Todos sabemos que sus obras le califican como un
hombre relevante y que le dieron amplia y merecida reputación. Desconozco si
tuvo ideario político, pero creo–estoy ampliamente convencido–, que las ideas
políticas de un hombre son sus hechos.
Se diga lo que se diga, don Pedro nos dio a todos
nosotros un sencilla, pero “difícil lección” de humildad: donó todos sus bienes
para el mundo de la cultura; cuando venimos a esta vida, lo hacemos
desprovistos de conocimientos de cualquier clase, es decir, tenemos que
cultivarnos para poder respetar y amar a nuestros semejantes, dominando
“la bestia” que llevamos dentro: la antigua Yugoslavia, Chechenia,
Birmania, etc., son ejemplos evidentes de que la bestia está dominando el
intelecto del hombre y fomentando la guerra entre hermanos. Es un hecho simple:
Matar por el placer de matar.
La esposa de don
Pedro_Barrié_de_la_Maza, doña Carmela Arias y Díaz de Rábago, condesa de
Fenosa, sigue los pasos de su marido. Ella presidió el Consejo de Administración
del Banco Pastor en su día, y la Fundación en la actualidad, y, ¡por cierto!,
creo que muy bien. El primero está saneado económicamente, y la segunda ha sido
un éxito en cuanto a su construcción y posterior inauguración.
Doña Carmela es una mujer sencilla, culta, sensible y amante de su hogar;
sabe rodearse de personas eficaces y leales, y consecuentes con el trabajo que
desempeñan. Me da la impresión de que posee el “don” de saber escuchar...
Hagamos votos para que esta gran dama, que viene
trabajando hace muchos años en la sombra, pero con eficacia manifiesta, continúe
en su ejemplar trayectoria con la ayuda de Dios.
Si nos remontamos al siglo XV encontramos un
refrán, que marca el equilibrio en cualquier situación litigiosa, el cual reza
así: “Tanto monta, monta tanto, Isabel como Fernando”; pues bien, trasladado a
los tiempos actuales podemos hacer la siguiente lectura: “Tanto monta, monta
tanto, la Condesa como el Conde”.
Dos vidas marcadas por el equilibrio, en el más
amplio sentido de la palabra: Una que nos abandonó y otra que aún perdura.

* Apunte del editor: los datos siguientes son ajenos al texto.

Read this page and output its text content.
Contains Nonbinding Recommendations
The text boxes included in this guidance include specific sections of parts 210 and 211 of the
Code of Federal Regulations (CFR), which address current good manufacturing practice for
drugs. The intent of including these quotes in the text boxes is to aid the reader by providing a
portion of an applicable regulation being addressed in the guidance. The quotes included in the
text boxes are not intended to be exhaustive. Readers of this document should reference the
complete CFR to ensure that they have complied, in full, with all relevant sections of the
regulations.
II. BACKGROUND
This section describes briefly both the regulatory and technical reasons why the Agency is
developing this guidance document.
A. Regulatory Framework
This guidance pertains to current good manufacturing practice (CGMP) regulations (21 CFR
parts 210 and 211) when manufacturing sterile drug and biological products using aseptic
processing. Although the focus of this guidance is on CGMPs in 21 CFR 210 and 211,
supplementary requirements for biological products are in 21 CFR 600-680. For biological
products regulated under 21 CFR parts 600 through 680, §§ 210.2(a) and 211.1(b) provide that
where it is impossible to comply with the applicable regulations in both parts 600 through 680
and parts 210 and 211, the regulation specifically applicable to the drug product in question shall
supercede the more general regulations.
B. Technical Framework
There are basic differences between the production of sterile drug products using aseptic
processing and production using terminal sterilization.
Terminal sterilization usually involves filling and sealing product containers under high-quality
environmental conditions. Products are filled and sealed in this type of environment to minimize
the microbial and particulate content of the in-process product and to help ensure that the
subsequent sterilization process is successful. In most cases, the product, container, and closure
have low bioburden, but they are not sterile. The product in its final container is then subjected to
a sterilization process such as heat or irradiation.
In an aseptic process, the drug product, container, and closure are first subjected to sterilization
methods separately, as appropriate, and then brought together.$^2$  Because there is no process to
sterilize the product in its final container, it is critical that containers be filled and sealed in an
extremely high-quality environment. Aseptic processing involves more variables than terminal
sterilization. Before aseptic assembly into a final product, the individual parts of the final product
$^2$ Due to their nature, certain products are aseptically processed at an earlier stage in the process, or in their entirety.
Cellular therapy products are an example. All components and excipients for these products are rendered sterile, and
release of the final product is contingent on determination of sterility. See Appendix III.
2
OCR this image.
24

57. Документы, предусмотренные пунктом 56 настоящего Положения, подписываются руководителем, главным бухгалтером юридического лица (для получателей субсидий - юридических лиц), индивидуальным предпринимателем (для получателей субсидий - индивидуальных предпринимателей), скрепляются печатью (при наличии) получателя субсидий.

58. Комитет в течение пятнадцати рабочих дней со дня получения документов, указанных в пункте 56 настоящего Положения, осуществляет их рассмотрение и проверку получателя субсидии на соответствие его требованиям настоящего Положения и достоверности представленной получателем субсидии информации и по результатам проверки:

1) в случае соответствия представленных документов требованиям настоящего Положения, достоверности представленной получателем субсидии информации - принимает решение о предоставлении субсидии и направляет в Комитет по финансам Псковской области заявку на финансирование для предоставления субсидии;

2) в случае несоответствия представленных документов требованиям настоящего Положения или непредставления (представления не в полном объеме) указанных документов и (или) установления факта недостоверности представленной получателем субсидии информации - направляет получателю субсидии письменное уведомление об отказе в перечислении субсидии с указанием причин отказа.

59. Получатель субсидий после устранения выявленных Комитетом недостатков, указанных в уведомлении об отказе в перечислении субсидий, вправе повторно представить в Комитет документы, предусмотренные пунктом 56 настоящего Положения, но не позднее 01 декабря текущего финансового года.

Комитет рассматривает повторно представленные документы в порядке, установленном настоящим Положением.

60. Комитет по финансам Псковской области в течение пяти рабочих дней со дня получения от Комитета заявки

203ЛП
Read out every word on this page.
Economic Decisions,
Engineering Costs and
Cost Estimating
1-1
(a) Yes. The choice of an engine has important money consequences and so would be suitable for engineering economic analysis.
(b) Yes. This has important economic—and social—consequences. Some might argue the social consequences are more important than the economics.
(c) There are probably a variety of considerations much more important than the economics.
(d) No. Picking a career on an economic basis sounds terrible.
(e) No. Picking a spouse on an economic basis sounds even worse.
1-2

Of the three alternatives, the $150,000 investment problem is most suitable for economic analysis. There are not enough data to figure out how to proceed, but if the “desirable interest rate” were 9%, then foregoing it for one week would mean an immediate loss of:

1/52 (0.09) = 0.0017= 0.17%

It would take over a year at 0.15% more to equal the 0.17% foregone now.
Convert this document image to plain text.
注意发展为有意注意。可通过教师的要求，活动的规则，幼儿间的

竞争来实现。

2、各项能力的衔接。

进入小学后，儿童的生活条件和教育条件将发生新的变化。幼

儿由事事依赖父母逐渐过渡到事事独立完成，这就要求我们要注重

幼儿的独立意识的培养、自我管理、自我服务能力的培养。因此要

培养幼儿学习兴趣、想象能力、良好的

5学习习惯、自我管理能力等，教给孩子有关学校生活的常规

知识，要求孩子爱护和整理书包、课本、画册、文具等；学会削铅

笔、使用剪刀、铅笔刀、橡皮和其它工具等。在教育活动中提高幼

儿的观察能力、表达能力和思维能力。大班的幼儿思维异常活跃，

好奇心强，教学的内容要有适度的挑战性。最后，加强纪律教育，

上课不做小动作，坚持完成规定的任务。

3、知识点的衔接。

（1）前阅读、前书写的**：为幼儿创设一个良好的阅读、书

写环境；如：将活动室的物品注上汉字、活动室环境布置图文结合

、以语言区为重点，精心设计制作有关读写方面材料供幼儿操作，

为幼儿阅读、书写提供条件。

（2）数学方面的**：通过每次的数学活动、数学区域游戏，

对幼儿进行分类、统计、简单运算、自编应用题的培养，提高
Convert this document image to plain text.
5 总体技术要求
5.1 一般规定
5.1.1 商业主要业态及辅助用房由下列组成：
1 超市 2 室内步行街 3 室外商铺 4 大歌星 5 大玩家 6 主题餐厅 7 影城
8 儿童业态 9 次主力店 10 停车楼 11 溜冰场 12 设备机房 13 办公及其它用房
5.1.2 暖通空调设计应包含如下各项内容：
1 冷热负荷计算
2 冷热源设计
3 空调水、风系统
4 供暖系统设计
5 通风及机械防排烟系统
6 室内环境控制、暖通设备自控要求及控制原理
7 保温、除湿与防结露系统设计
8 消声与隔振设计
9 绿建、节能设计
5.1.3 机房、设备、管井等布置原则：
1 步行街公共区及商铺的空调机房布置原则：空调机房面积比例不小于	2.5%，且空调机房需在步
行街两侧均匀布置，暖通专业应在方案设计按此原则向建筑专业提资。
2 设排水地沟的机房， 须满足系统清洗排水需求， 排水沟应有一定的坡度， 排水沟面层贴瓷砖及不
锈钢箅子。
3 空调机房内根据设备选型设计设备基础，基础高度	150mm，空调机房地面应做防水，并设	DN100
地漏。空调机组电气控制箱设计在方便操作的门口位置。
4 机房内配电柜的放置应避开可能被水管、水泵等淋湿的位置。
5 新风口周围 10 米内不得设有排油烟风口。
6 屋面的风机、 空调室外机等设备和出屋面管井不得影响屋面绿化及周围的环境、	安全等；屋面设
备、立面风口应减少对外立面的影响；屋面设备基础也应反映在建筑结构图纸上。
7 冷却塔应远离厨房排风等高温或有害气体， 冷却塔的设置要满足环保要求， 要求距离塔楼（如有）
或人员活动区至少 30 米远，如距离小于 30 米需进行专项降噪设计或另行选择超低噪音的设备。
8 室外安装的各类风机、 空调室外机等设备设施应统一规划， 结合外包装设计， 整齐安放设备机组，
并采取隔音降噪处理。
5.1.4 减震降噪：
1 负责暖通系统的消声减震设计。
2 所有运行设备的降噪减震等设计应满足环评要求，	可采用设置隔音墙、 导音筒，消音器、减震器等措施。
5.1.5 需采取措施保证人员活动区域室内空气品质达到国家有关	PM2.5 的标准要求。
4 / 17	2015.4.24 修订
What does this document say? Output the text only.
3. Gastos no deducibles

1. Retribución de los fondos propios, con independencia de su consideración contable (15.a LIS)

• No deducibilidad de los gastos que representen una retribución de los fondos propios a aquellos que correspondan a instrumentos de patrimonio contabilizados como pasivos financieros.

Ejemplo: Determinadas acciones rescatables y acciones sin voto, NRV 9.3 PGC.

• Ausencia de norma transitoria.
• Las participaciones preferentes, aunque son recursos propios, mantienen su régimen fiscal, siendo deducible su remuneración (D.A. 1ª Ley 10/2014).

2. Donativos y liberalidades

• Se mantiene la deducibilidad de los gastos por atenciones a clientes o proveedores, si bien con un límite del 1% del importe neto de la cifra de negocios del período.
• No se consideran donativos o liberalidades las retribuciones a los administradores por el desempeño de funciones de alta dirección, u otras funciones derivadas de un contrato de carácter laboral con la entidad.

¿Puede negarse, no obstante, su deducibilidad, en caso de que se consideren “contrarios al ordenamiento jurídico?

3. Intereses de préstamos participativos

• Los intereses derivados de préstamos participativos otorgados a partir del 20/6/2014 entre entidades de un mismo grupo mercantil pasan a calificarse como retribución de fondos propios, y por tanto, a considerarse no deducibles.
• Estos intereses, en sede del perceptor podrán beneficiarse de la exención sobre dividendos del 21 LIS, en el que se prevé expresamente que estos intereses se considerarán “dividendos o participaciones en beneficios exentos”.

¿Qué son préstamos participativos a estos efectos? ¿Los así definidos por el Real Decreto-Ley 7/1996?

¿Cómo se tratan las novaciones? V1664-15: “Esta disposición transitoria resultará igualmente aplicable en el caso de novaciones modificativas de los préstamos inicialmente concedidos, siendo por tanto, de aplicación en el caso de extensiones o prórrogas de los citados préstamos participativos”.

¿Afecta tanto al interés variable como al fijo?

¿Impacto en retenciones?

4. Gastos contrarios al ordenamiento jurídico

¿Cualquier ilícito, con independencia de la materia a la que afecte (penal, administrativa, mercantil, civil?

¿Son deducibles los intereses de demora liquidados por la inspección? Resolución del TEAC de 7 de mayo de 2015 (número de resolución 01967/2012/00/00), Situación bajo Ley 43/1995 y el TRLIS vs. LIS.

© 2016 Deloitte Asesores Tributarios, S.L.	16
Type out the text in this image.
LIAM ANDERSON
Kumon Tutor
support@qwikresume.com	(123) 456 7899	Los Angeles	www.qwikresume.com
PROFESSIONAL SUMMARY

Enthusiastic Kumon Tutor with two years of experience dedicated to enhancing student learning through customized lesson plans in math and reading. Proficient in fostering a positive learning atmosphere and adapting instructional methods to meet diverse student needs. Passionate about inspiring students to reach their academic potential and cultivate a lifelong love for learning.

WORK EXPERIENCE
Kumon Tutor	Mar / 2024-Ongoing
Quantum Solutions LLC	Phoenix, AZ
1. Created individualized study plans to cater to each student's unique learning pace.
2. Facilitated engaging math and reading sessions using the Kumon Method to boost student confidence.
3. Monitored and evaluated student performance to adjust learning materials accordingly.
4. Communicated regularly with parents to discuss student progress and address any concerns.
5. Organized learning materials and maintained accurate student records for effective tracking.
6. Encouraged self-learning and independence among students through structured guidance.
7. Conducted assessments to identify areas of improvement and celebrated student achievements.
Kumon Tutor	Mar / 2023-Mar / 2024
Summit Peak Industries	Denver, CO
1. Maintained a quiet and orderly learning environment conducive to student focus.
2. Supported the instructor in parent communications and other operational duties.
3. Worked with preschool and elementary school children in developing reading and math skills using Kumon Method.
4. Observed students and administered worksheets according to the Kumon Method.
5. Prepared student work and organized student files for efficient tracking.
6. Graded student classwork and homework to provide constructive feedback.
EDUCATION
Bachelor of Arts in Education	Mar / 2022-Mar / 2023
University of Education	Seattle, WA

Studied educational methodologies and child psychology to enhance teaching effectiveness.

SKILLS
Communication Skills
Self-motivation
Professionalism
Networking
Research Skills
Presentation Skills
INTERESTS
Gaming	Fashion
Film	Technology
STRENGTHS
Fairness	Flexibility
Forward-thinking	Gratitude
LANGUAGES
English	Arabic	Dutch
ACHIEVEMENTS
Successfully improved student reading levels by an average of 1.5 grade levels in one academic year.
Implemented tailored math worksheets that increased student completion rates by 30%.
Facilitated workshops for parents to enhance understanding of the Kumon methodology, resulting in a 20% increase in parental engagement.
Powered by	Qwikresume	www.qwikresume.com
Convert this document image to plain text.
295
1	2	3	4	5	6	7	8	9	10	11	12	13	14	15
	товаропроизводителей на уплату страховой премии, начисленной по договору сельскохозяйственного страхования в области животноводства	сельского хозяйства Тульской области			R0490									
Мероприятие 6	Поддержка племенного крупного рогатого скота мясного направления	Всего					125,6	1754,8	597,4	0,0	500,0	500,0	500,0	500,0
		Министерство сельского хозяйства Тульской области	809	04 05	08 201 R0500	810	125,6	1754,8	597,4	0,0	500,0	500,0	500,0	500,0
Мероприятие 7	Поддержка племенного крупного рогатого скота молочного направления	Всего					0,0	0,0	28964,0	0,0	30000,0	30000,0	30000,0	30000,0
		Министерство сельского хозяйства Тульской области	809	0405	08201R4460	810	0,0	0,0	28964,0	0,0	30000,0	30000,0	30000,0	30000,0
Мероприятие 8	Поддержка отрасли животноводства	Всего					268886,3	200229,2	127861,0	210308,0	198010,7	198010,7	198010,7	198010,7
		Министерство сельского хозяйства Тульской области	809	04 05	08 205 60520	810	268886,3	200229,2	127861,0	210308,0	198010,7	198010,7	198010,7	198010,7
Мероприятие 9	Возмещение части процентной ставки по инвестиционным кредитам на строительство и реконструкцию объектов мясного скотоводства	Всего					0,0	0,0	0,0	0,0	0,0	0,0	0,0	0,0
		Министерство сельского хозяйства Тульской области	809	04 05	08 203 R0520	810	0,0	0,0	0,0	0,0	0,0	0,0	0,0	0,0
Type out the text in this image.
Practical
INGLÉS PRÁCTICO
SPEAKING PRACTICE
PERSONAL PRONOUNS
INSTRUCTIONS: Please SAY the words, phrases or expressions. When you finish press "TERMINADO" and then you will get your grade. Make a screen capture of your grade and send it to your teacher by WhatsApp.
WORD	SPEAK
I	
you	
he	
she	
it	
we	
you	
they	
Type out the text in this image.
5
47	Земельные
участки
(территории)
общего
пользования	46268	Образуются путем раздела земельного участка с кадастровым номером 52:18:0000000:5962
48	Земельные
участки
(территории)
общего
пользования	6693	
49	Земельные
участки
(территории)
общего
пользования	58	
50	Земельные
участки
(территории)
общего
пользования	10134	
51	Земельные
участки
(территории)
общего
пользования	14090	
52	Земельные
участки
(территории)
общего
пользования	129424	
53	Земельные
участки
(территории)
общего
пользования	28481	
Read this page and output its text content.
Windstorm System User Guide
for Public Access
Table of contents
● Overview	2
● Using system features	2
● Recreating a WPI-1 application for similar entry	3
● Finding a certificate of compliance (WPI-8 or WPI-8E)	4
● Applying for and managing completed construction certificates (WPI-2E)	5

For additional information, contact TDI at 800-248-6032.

La vena de poetas que todos los escritores
llevamos dentro me mueve a escribir el poema siguiente: Galicia tiene los ríos,
/ los ríos tienen las aguas, /las aguas tienen la fuerza, / la fuerza la hizo
Dios./ Nació “Barrié de la Maza”/–¡Dios sabe por qué nació!–, / y las aguas
embalsó; / y con la fuerza embalsada, / !milagro ! : la luz mostró. A esta
relevante obra por “Fenosa” la nombró, y fue la fe nosa del gallego que le hizo
volver a sus tierras.
¡Qué pena “Galicia Hermosa” no tuviste diez
Barriés! Diez caballeros andantes, diez Fenosa, diez Astano...diez patronos como
él, pero tuviste uno sólo: uno que valió por diez; y tuviste sólo uno: ¡Qué pasó
haciendo el bien...! Galicia lloró su luto cuando falleció el conde de Fenosa:
fue su padre, fue su hermano...su compañero más fiel; kilovatios que se fueron
para nunca más volver. “Jinete caballo blanco”, ya has dejado de trotar: Barrié
Pedro de la Maza...duerme descansa en paz.
Los restos
mortales de don Pedro (“señor de las aguas”, “señor del trabajo”...) reposan en
el camposanto coruñés de San Amaro dentro de un simple nicho, durmiendo
resurrección, bajo sencilla inscripción: “Pasó haciendo el bien”, y un número:
el novecientos cincuenta y tres. Dentro: un hombre.